A People's Action Party spokesman said the party "looks forward to participating in this consultation process", while the Workers' Party said "the WP will be attending the consultation, and have no further comments for now".

Progress Singapore Party chief Francis Yuen said that while making voting more accessible is a good thing, how it would actually pan out would depend on execution.

He said there have been purported incidents in previous polls where some have said they saw polling officers wheeling wheelchair users right into the polling booths, which is against the rules.

"If this can happen at normal voting stations, then the risk at nursing homes may be even higher," he said.

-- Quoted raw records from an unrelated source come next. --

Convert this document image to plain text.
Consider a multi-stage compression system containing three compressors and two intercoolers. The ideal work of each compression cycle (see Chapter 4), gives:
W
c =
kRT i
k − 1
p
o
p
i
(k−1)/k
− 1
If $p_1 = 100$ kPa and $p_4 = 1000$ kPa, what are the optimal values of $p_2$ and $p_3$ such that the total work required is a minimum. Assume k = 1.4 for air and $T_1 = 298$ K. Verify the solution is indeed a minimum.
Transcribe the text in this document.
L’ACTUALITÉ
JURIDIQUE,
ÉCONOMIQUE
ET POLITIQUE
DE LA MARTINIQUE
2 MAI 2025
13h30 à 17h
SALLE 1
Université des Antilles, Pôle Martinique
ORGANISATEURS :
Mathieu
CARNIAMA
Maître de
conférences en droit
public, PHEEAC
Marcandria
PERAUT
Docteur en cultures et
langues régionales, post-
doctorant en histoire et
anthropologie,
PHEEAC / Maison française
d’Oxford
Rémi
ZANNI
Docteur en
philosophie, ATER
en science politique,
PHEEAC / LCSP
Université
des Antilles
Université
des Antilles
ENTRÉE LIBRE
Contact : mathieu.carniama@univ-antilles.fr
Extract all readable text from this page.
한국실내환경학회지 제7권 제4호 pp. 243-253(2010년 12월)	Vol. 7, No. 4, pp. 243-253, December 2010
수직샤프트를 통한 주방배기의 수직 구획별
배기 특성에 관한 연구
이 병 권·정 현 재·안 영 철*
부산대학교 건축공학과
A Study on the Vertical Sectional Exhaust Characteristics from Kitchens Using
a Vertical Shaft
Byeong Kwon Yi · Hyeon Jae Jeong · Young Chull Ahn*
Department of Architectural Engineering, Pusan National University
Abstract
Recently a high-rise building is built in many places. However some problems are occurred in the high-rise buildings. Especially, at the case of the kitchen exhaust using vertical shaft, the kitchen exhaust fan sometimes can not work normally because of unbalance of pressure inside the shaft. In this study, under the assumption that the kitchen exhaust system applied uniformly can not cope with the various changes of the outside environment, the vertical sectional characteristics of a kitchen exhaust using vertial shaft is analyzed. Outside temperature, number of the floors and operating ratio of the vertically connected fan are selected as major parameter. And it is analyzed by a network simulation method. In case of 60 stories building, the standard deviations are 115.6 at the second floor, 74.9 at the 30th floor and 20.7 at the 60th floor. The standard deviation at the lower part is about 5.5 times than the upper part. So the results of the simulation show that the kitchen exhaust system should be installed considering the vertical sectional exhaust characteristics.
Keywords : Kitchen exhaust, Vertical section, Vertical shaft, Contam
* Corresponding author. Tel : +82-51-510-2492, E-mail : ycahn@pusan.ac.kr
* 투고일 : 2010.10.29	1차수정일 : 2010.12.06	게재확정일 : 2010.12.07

He added that it would require a lot of resources for parties to send their representatives to nursing homes to witness the process.

The Singapore Democratic Party welcomed the proposed changes, but said the initiatives do not assuage Singaporeans' concerns that "the ELD still operates from the Prime Minister's Office", adding that "gerrymandering and arbitrary formation" of constituencies leaves the election system stacked in the PAP's favour.

The ELD will consult nursing home operators on June 2 and 3.

NTUC Health head of clinical services and residential care Goh Siew Hor said that in previous elections, the nursing home had helped make arrangements for residents who wanted to vote to do so. Staff accompanied some of them to the nearest polling station, or coordinated with family members.

Expressing support for the ELD's proposed changes, Dr Goh said: "As many of our nursing home residents are wheelchair- or bed-bound, bringing the balloting on site to the nursing home will bring added convenience to those who wish to cast their votes."